By: Stephanie Kusie
There have been countless stories in Calgary’s media as of late about layoffs and pay cuts. The province’s current recession is hurting a lot of families.
With that in mind, city hall should scale back its proposed 4.7 per cent property tax hike. A large tax hike like that is the last thing many families need right now. Thankfully, it appears council will be presented with a 3.5 per cent tax increase next week, but more needs to be done.
I know the problems Calgarians are facing well, as several supporters of Common Sense Calgary have told me they’ve been laid off or have had their pay cut. Many people went on to describe how they’ve had to put off buying a new vehicle, or won’t be making a winter getaway trip. Others have described decisions like dining out less frequently and cancelling their cable.
The concerns I’ve been hearing from Calgarians is one of the main reasons why Common Sense Calgary recently called for city council to reduce its planned 4.7 per cent property tax hike to 1.3 per cent. The latter figure represents Statistics Canada’s inflation rate calculation for Calgary.
Our recommendation to council was more than reasonable. We didn’t ask city hall to come in with massive layoffs, drastically cut their overall spending, or deliver huge pay cuts (as some businesses are doing). No, we just asked city council to trim their large tax hike down to a more reasonable level. With any luck, council would go even further and freeze taxes this year.
One has to remember that council has been increasing property taxes for years — often well above inflation. For example, council’s 2013 tax increase was 13.1 per cent; more than eight times the rate of inflation at the time. Surely, after watching a tidal wave of tax dollars flow in for quite some time, council could now make a few tough spending decisions?

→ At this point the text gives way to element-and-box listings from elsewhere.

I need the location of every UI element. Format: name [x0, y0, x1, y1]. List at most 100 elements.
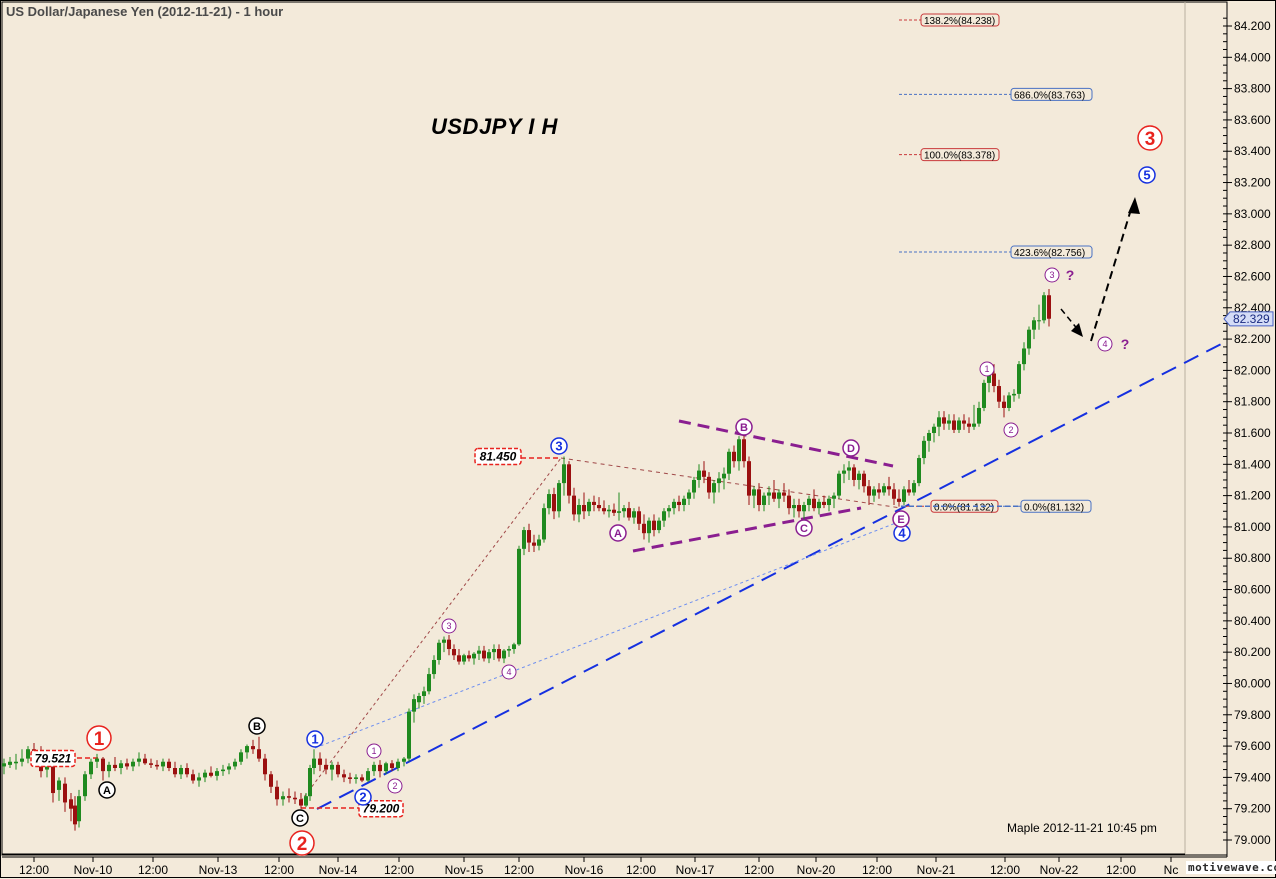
- candle: [912, 479, 916, 496]
- x-tick-label: 12:00: [1106, 863, 1136, 877]
- candle: [752, 486, 756, 509]
- candle: [932, 423, 936, 443]
- candle: [1037, 304, 1041, 330]
- candle: [907, 479, 911, 496]
- candle: [547, 489, 551, 515]
- candle: [867, 479, 871, 506]
- candle: [221, 764, 225, 776]
- svg-text:2: 2: [1008, 425, 1013, 435]
- candle: [657, 517, 661, 534]
- x-tick-label: 12:00: [19, 863, 49, 877]
- candle: [787, 489, 791, 515]
- fib-level-blue: 0.0%(81.132): [998, 499, 1092, 513]
- y-tick-label: 80.200: [1234, 645, 1271, 659]
- y-tick-label: 81.400: [1234, 457, 1271, 471]
- y-tick-label: 80.800: [1234, 551, 1271, 565]
- wave-label-blue-3: 3: [550, 437, 568, 455]
- candle: [587, 498, 591, 516]
- candle: [807, 495, 811, 512]
- y-tick-label: 79.000: [1234, 833, 1271, 847]
- x-axis: 12:00 Nov-10 12:00 Nov-13 12:00 Nov-14 12:00 No…: [19, 857, 1178, 877]
- candle: [378, 760, 382, 778]
- candle: [2, 758, 6, 775]
- candle: [366, 767, 370, 783]
- candle: [512, 642, 516, 654]
- plot-area-frame: [1, 1, 1228, 856]
- svg-text:3: 3: [555, 439, 562, 454]
- candle: [1012, 389, 1016, 402]
- candle: [77, 789, 81, 828]
- x-tick-label: Nov-17: [676, 863, 715, 877]
- candle: [667, 505, 671, 518]
- svg-text:3: 3: [1145, 129, 1156, 150]
- y-tick-label: 80.000: [1234, 676, 1271, 690]
- candle: [8, 757, 12, 768]
- candle: [372, 761, 376, 776]
- candle: [113, 757, 117, 772]
- candle: [492, 644, 496, 660]
- svg-text:0.0%(81.132): 0.0%(81.132): [934, 502, 994, 513]
- svg-text:423.6%(82.756): 423.6%(82.756): [1014, 248, 1085, 259]
- candle: [767, 486, 771, 506]
- x-tick-label: 12:00: [504, 863, 534, 877]
- candle: [872, 486, 876, 502]
- svg-text:81.450: 81.450: [480, 449, 517, 463]
- candle: [532, 534, 536, 552]
- candle: [263, 753, 267, 781]
- svg-text:1: 1: [94, 729, 105, 750]
- y-tick-label: 83.800: [1234, 82, 1271, 96]
- candle: [967, 417, 971, 434]
- wave-label-red-1: 1: [86, 725, 112, 751]
- candle: [687, 489, 691, 506]
- candle: [287, 788, 291, 803]
- y-tick-label: 79.600: [1234, 739, 1271, 753]
- svg-text:79.200: 79.200: [363, 802, 400, 816]
- candle: [507, 645, 511, 657]
- candle: [997, 379, 1001, 408]
- candle: [360, 774, 364, 783]
- candle: [747, 456, 751, 506]
- wave-label-blue-1: 1: [306, 730, 324, 748]
- wave-label-blue-2: 2: [354, 788, 372, 806]
- wave-label-purple-2: 2: [387, 778, 403, 794]
- y-tick-label: 82.600: [1234, 269, 1271, 283]
- price-label: 79.521: [30, 749, 76, 768]
- candle: [757, 483, 761, 512]
- svg-text:2: 2: [392, 781, 397, 791]
- candle: [852, 464, 856, 487]
- candle: [597, 497, 601, 512]
- candle: [447, 634, 451, 656]
- candle: [402, 757, 406, 767]
- y-tick-label: 80.600: [1234, 583, 1271, 597]
- fib-level-blue: 423.6%(82.756): [899, 245, 1093, 259]
- svg-text:2: 2: [359, 790, 366, 805]
- candle: [922, 436, 926, 465]
- candle: [437, 639, 441, 665]
- candle: [239, 749, 243, 765]
- svg-text:B: B: [253, 721, 261, 733]
- x-tick-label: Nov-10: [74, 863, 113, 877]
- candle: [842, 464, 846, 484]
- svg-text:1: 1: [371, 746, 376, 756]
- candle: [622, 505, 626, 518]
- candle: [432, 655, 436, 679]
- candle: [522, 526, 526, 556]
- candle: [477, 645, 481, 660]
- candle: [892, 483, 896, 506]
- candle: [962, 414, 966, 430]
- candle: [502, 649, 506, 664]
- candle: [697, 464, 701, 488]
- candle: [692, 476, 696, 499]
- candle: [467, 650, 471, 662]
- candle: [487, 649, 491, 664]
- candle: [203, 769, 207, 783]
- candle: [51, 761, 55, 803]
- y-tick-label: 79.400: [1234, 770, 1271, 784]
- svg-text:E: E: [897, 514, 904, 526]
- candle: [167, 758, 171, 772]
- price-label: 79.200: [358, 799, 404, 818]
- y-tick-label: 82.400: [1234, 301, 1271, 315]
- candle: [185, 763, 189, 778]
- candle: [627, 501, 631, 521]
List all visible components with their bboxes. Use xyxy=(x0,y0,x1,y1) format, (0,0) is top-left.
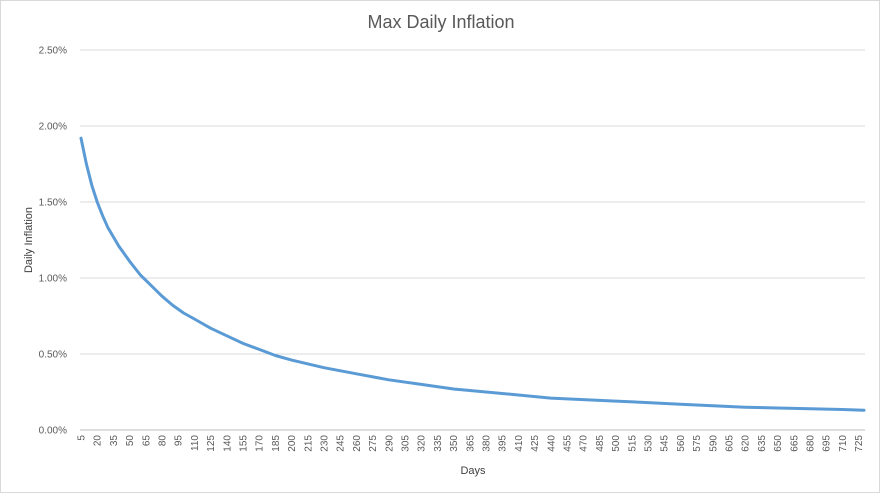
x-tick-label: 695 xyxy=(822,435,833,452)
x-tick-label: 365 xyxy=(465,435,476,452)
x-tick-label: 635 xyxy=(757,435,768,452)
x-tick-label: 650 xyxy=(773,435,784,452)
x-tick-label: 20 xyxy=(93,435,104,447)
x-tick-label: 605 xyxy=(725,435,736,452)
x-tick-label: 395 xyxy=(498,435,509,452)
x-tick-label: 560 xyxy=(676,435,687,452)
x-tick-label: 80 xyxy=(158,435,169,447)
x-tick-label: 110 xyxy=(190,435,201,451)
x-tick-label: 170 xyxy=(255,435,266,452)
x-tick-label: 155 xyxy=(239,435,250,452)
x-tick-label: 185 xyxy=(271,435,282,452)
x-tick-label: 485 xyxy=(595,435,606,452)
y-tick-label: 2.50% xyxy=(39,46,67,57)
series-line xyxy=(79,136,866,412)
x-tick-label: 245 xyxy=(336,435,347,452)
x-tick-label: 380 xyxy=(482,435,493,452)
x-tick-label: 680 xyxy=(806,435,817,452)
x-tick-label: 65 xyxy=(141,435,152,447)
x-tick-label: 710 xyxy=(838,435,849,452)
y-tick-label: 0.00% xyxy=(39,426,67,437)
y-axis-title: Daily Inflation xyxy=(23,207,35,273)
x-tick-label: 35 xyxy=(109,435,120,447)
x-tick-label: 620 xyxy=(741,435,752,452)
x-tick-label: 50 xyxy=(125,435,136,447)
x-tick-label: 215 xyxy=(303,435,314,452)
x-tick-label: 305 xyxy=(401,435,412,452)
x-tick-label: 260 xyxy=(352,435,363,452)
x-tick-label: 515 xyxy=(627,435,638,452)
x-tick-label: 410 xyxy=(514,435,525,452)
x-tick-label: 575 xyxy=(692,435,703,452)
x-tick-label: 665 xyxy=(789,435,800,452)
x-tick-label: 95 xyxy=(174,435,185,447)
x-tick-label: 350 xyxy=(449,435,460,452)
x-tick-labels: 5 20 35 50 65 80 95 110 125 140 155 170 185 200 215 230… xyxy=(77,435,866,452)
x-tick-label: 470 xyxy=(579,435,590,452)
x-tick-label: 140 xyxy=(222,435,233,452)
y-tick-labels: 0.00% 0.50% 1.00% 1.50% 2.00% 2.50% xyxy=(39,46,67,437)
x-tick-label: 440 xyxy=(546,435,557,452)
x-tick-label: 590 xyxy=(708,435,719,452)
x-tick-label: 725 xyxy=(854,435,865,452)
x-tick-label: 335 xyxy=(433,435,444,452)
series-layer xyxy=(79,136,866,412)
x-tick-label: 125 xyxy=(206,435,217,452)
x-tick-label: 290 xyxy=(384,435,395,452)
grid-layer xyxy=(80,49,865,431)
x-tick-label: 230 xyxy=(320,435,331,452)
x-tick-label: 5 xyxy=(77,435,88,441)
x-tick-label: 455 xyxy=(563,435,574,452)
x-tick-label: 425 xyxy=(530,435,541,452)
x-axis-title: Days xyxy=(460,465,486,477)
x-tick-label: 320 xyxy=(417,435,428,452)
y-tick-label: 1.50% xyxy=(39,198,67,209)
x-tick-label: 200 xyxy=(287,435,298,452)
chart-title: Max Daily Inflation xyxy=(367,12,514,32)
y-tick-label: 2.00% xyxy=(39,122,67,133)
x-tick-label: 500 xyxy=(611,435,622,452)
y-tick-label: 1.00% xyxy=(39,274,67,285)
y-tick-label: 0.50% xyxy=(39,350,67,361)
x-tick-label: 530 xyxy=(644,435,655,452)
x-tick-label: 275 xyxy=(368,435,379,452)
x-tick-label: 545 xyxy=(660,435,671,452)
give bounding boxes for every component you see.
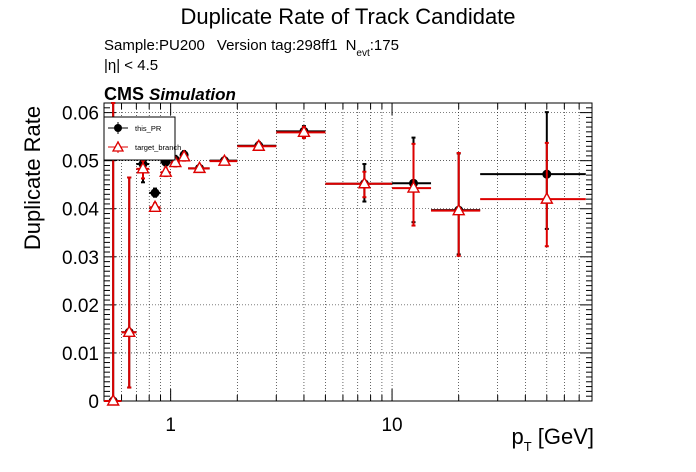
data-point-target-branch [106,393,120,406]
data-point-target-branch [452,203,466,216]
x-axis-label: pT [GeV] [511,424,594,454]
simulation-label: Simulation [149,85,236,104]
sample-label: Sample:PU200 [104,37,205,54]
data-point-target-branch [297,124,311,138]
data-point-target-branch [168,155,183,168]
chart-title: Duplicate Rate of Track Candidate [180,4,515,29]
y-tick-label: 0 [88,392,99,413]
legend-this-pr-label: this_PR [135,124,162,133]
x-tick-label: 1 [165,415,176,436]
legend-target-marker [111,140,125,152]
y-tick-label: 0.01 [62,344,99,365]
data-point-target-branch [217,153,232,166]
nevt-label: N [346,37,357,54]
legend-box [103,116,176,161]
data-points [104,102,586,406]
eta-cut-label: |η| < 4.5 [104,57,158,74]
data-point-target-branch [159,164,173,177]
nevt-subscript: evt [356,48,370,59]
info-line: Sample:PU200 Version tag:298ff1 Nevt:175 [104,37,399,59]
y-axis-label: Duplicate Rate [20,106,45,250]
data-point-this-pr [150,188,160,198]
y-tick-label: 0.06 [62,104,99,125]
nevt-value: :175 [370,37,399,54]
legend-this-pr-marker [114,124,122,132]
data-point-target-branch [122,324,136,337]
data-point-target-branch [192,160,207,174]
data-point-target-branch [540,191,554,204]
data-point-target-branch [357,176,372,189]
y-tick-label: 0.04 [62,200,99,221]
x-tick-label: 10 [381,415,402,436]
legend-target-label: target_branch [135,143,181,152]
data-point-target-branch [406,180,421,193]
data-point-target-branch [177,149,191,162]
data-point-target-branch [136,161,150,174]
y-tick-label: 0.03 [62,248,99,269]
data-point-target-branch [148,199,162,212]
y-tick-label: 0.05 [62,152,99,173]
legend: this_PR target_branch [103,116,181,161]
y-tick-label: 0.02 [62,296,99,317]
cms-label: CMS Simulation [104,84,236,104]
data-point-target-branch [252,138,266,151]
version-label: Version tag:298ff1 [217,37,338,54]
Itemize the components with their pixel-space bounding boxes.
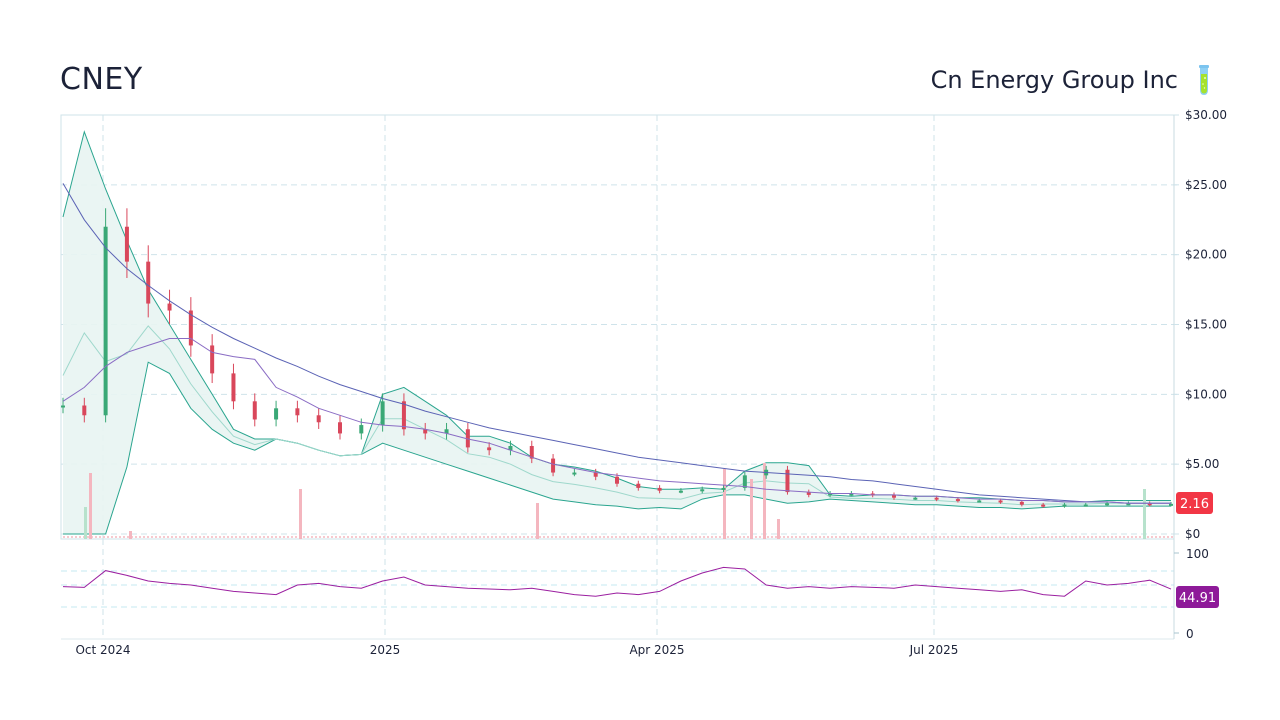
price-axis-tick: $5.00 (1185, 457, 1219, 471)
price-axis-tick: $20.00 (1185, 248, 1227, 262)
company-name: Cn Energy Group Inc (930, 66, 1178, 94)
candlesticks (61, 208, 1173, 508)
last-price-badge (1176, 492, 1213, 514)
time-axis-tick: 2025 (370, 643, 401, 657)
moving-averages (62, 183, 1171, 504)
price-axis-tick: $10.00 (1185, 387, 1227, 401)
time-axis-tick: Oct 2024 (75, 643, 130, 657)
volume-bars (63, 463, 1173, 539)
price-axis-tick: $15.00 (1185, 318, 1227, 332)
time-axis-tick: Apr 2025 (629, 643, 684, 657)
svg-text:100: 100 (1186, 547, 1209, 561)
chart-axes: $30.00 $25.00 $20.00 $15.00 $10.00 $5.00 $0 100… (75, 108, 1227, 657)
svg-text:44.91: 44.91 (1179, 591, 1216, 606)
rsi-value-badge (1176, 586, 1219, 608)
test-tube-icon (1199, 65, 1209, 95)
chart-grid (60, 114, 1180, 640)
price-axis-tick: $0 (1185, 527, 1200, 541)
price-axis-tick: $25.00 (1185, 178, 1227, 192)
rsi-panel (62, 566, 1172, 597)
svg-text:2.16: 2.16 (1180, 497, 1209, 512)
svg-text:0: 0 (1186, 627, 1194, 641)
ticker-symbol: CNEY (60, 62, 143, 97)
price-axis-tick: $30.00 (1185, 108, 1227, 122)
time-axis-tick: Jul 2025 (909, 643, 959, 657)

No doubt, some on council will retort that a large tax increase is “necessary” to pay for new infrastructure as Calgary’s population keeps going up. At first blush, the argument sounds plausible.
More people does mean more homes, apartment buildings, condos and other buildings are needed. And with those projects, typically comes road and sewer work by the city, garbage pickup, more policing services, etc. Calgary’s population has boomed in recent years, growing by 10 per cent over the past five years alone.
However, one also has to remember that all the new people moving to Calgary also pay property taxes, fees and other revenues to the City of Calgary. As Calgary’s population has ballooned, city hall has seen its revenue increase substantially. Over the past five years alone, the city has seen its revenues increase by 33 per cent; from $2.7 billion in 2009 to $3.6 billion in 2014.
Second, note that when the city builds a new road or sewer pipe, it doesn’t take the financial hit in a single year. Typically, council will borrow money to pay for the asset, spread the bill out over the life of the asset (often a 25-year period or longer) and use city revenues to finance the debt.
Make no mistake, convincing city hall to scale back its large tax hike won’t be easy. Achieving a victory will take thousands of Calgarians to take five minutes out of their day and call or e-mail their councillor. Calgarians of all walks of life will also need to do things like write letters to the editor in support of belt-tightening at city hall, call into radio talk shows and sign our petition. Plain and simple, city council needs to hear the message loud and clear: the large tax hike should be scaled back to 1.3 per cent.”
If council doesn’t get the message, then prepare to hold on tight … especially if your family is already feeling the pain.
Stephanie Kusie is Executive Director of Common Sense Calgary.